A kernel issue would be its own clock source but you would have noticed it if one second is not accurate.

Can you however try the following build option and tell if it makes a difference ?

make -j clean
make -j DELAY_TSC=0

Also, just in case of a kernel issue, can you post the output of /proc/cpuinfo (first CPU will be enough)
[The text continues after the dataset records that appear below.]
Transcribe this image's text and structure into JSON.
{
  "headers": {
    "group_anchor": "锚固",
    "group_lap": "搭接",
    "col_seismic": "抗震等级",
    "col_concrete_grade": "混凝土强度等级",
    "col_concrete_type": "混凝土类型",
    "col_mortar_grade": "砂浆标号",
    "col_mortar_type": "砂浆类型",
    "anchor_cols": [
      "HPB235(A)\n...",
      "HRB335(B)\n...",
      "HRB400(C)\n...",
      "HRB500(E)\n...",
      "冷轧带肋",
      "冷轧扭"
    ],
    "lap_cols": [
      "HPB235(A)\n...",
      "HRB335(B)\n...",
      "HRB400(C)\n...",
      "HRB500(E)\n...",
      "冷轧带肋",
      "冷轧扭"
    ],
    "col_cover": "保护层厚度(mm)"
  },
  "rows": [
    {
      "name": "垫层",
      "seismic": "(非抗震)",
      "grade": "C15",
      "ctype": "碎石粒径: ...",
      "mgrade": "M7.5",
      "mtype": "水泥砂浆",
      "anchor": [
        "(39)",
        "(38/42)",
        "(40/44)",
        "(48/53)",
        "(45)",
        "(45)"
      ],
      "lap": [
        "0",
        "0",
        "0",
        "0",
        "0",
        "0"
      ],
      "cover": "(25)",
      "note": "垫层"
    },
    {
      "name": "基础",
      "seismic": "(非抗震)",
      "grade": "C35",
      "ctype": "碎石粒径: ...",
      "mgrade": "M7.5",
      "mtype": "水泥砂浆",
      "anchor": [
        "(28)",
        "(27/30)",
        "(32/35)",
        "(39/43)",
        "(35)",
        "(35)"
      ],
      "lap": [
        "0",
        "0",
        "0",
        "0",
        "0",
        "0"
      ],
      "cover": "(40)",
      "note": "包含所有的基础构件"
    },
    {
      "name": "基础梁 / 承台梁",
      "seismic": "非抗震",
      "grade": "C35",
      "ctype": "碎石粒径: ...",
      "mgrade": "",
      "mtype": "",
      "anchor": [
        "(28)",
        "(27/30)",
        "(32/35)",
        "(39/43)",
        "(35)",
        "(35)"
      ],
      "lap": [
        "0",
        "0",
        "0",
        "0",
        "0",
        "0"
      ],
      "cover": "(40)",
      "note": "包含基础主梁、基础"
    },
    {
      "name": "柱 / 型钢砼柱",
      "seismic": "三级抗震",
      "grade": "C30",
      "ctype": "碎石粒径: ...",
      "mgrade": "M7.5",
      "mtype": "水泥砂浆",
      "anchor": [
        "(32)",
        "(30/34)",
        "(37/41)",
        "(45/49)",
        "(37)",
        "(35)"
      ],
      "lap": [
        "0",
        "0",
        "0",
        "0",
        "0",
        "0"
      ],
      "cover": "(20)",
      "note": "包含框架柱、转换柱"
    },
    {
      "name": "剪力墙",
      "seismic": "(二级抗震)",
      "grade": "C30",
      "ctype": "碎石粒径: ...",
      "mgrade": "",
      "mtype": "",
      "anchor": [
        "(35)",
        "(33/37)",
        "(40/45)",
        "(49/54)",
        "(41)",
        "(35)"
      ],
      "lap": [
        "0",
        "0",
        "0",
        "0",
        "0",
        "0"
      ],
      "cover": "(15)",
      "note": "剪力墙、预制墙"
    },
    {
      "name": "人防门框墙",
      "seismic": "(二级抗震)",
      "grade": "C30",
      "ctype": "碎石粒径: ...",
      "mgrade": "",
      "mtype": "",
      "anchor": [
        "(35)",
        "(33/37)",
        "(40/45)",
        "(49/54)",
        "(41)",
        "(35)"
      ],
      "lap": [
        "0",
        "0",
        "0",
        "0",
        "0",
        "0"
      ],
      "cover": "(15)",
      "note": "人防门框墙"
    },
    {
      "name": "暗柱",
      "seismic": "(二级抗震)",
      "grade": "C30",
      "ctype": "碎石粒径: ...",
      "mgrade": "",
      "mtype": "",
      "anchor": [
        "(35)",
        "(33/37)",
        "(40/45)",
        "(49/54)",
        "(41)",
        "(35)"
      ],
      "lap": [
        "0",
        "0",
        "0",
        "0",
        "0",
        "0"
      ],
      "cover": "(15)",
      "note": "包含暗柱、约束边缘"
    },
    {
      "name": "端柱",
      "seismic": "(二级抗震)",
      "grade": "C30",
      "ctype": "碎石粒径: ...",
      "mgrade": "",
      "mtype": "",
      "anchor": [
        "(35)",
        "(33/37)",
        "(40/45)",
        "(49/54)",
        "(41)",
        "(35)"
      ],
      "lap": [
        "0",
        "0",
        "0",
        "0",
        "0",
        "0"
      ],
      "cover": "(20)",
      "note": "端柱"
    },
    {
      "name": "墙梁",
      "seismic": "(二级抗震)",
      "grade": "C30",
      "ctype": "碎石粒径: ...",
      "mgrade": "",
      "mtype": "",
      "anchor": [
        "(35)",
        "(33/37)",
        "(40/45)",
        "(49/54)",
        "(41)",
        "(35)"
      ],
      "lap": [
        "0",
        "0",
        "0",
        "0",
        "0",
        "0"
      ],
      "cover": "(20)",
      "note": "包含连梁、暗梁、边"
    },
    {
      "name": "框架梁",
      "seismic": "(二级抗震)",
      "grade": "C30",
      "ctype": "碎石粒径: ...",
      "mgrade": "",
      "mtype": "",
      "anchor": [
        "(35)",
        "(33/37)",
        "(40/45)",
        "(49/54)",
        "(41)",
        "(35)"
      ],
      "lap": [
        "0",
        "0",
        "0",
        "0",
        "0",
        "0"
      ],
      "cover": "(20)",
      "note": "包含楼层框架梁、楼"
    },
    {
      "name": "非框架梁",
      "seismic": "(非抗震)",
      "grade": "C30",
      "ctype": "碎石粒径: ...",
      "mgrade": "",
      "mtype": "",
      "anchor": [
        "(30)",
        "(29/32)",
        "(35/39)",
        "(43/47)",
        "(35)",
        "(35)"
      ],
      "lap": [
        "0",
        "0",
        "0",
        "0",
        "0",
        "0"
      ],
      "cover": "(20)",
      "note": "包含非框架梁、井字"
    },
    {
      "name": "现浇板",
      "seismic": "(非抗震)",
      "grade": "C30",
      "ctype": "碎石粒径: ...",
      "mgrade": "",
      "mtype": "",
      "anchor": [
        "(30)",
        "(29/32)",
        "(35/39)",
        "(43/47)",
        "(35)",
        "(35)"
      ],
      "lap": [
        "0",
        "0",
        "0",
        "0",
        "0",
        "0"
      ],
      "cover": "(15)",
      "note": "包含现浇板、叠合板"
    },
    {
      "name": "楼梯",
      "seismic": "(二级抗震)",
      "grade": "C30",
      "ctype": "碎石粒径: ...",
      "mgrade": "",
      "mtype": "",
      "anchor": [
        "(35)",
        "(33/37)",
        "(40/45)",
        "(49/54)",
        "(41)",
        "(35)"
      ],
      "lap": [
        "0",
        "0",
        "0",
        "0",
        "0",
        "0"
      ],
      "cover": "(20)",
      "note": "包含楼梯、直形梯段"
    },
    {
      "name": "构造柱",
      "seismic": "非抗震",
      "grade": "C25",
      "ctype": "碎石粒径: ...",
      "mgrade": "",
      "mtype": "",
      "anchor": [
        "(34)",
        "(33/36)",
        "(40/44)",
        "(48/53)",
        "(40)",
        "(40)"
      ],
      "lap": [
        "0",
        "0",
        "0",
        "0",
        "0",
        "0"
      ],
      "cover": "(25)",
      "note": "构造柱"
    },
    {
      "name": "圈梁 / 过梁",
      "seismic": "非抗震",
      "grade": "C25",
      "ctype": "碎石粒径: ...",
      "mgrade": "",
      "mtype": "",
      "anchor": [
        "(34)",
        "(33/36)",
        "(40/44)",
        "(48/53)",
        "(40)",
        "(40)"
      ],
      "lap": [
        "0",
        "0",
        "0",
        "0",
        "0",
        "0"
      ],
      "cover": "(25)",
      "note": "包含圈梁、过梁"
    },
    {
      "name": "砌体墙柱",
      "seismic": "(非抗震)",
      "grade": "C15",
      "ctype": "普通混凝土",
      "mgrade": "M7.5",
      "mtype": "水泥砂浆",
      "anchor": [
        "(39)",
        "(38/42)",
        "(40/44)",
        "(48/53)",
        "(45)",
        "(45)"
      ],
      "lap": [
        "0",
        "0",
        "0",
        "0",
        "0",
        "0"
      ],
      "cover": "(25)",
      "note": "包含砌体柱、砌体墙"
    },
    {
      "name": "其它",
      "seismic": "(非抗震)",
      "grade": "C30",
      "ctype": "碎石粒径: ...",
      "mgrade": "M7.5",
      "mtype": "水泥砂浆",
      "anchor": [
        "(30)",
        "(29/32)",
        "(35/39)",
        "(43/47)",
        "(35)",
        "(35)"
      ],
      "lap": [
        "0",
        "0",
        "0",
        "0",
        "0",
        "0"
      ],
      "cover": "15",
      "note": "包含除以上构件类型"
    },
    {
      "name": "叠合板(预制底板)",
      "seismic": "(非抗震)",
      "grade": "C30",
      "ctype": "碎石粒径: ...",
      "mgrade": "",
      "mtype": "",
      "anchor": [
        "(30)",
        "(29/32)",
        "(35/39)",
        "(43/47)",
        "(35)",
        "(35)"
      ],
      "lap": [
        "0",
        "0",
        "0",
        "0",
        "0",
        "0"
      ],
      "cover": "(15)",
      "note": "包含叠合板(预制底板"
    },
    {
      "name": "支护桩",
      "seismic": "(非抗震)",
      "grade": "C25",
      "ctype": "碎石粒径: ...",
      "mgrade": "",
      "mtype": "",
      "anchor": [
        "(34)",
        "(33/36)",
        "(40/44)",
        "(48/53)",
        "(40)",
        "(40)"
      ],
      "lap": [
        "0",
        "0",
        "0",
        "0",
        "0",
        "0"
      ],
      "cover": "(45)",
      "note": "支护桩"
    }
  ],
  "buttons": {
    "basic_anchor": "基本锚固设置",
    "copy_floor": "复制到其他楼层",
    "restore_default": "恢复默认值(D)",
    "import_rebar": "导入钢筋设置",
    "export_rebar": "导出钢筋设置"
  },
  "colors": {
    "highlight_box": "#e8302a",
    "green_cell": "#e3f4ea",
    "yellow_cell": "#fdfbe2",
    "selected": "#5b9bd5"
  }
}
OH! Ok then, i didnt realize you actually talk directly to CPU, thats cool. Ok here is output of only core0:

processor   : 0
vendor_id   : AuthenticAMD
cpu family  : 26
model       : 68
model name  : AMD Ryzen 9 9950X 16-Core Processor
stepping    : 0
microcode   : 0xb40401a
cpu MHz     : 5720.447
cache size  : 1024 KB
physical id : 0
siblings    : 32
core id     : 0
cpu cores   : 16
apicid      : 0
initial apicid  : 0
fpu     : yes
fpu_exception   : yes
cpuid level : 16
wp      : yes
flags       : fpu vme de pse tsc msr pae mce cx8 apic sep mtrr pge mca cmov pat pse36 clflush mmx fxsr sse sse2 ht syscall nx mmxext fxsr_opt pdpe1gb rdtscp lm constant_tsc rep_good amd_lbr_v2 nopl xtopology nonstop_tsc cpuid extd_apicid aperfmperf rapl pni pclmulqdq monitor ssse3 fma cx16 sse4_1 sse4_2 movbe popcnt aes xsave avx f16c rdrand lahf_lm cmp_legacy svm extapic cr8_legacy abm sse4a misalignsse 3dnowprefetch osvw ibs skinit wdt tce topoext perfctr_core perfctr_nb bpext perfctr_llc mwaitx cpb cat_l3 cdp_l3 hw_pstate ssbd mba perfmon_v2 ibrs ibpb stibp ibrs_enhanced vmmcall fsgsbase tsc_adjust bmi1 avx2 smep bmi2 erms invpcid cqm rdt_a avx512f avx512dq rdseed adx smap avx512ifma clflushopt clwb avx512cd sha_ni avx512bw avx512vl xsaveopt xsavec xgetbv1 xsaves cqm_llc cqm_occup_llc cqm_mbm_total cqm_mbm_local user_shstk avx_vnni avx512_bf16 clzero irperf xsaveerptr rdpru wbnoinvd cppc arat npt lbrv svm_lock nrip_save tsc_scale vmcb_clean flushbyasid decodeassists pausefilter pfthreshold v_vmsave_vmload vgif v_spec_ctrl vnmi avx512vbmi umip pku ospke avx512_vbmi2 gfni vaes vpclmulqdq avx512_vnni avx512_bitalg avx512_vpopcntdq rdpid bus_lock_detect movdiri movdir64b overflow_recov succor smca fsrm avx512_vp2intersect flush_l1d amd_lbr_pmc_freeze
bugs        : sysret_ss_attrs spectre_v1 spectre_v2 spec_store_bypass
bogomips    : 8599.98
TLB size    : 192 4K pages
clflush size    : 64
cache_alignment : 64
address sizes   : 48 bits physical, 48 bits virtual
power management: ts ttp tm hwpstate cpb eff_freq_ro [13] [14]
cyring commented 3 weeks ago

So maybe you should adjust how the multipliers work

This is what also puzzles me. The minimum ratio is shown as 88 which is impossible. Ratios are computed from P-State registers. The AMD formula of the Coefficient Of Frequency(COF) could have be changed by manufacturer; making my function inaccurate to extract the ratio

https://github.com/cyring/CoreFreq/blob/8ca842b164f196d6205a401d469c3274315227e0/x86_64/corefreqk.c#L8110

madoverlord40 commented 3 weeks ago

So maybe you should adjust how the multipliers work

This is what also puzzles me. The minimum ratio is shown as 88 which is impossible. Ratios are computed from P-State registers. The AMD formula of the Coefficient Of Frequency(COF) could have be changed by manufacturer; making my function inaccurate to extract the ratio

https://github.com/cyring/CoreFreq/blob/8ca842b164f196d6205a401d469c3274315227e0/x86_64/corefreqk.c#L8110

Thats why i was thinking it could be a kernel issue, even though you are talking to the cpu, doesnt it need to go through the OS to do that? What if the kernel is miss-reporting the registers or the P-State values? Sorry if this has nothing to do with it, trying to help trouble shoot.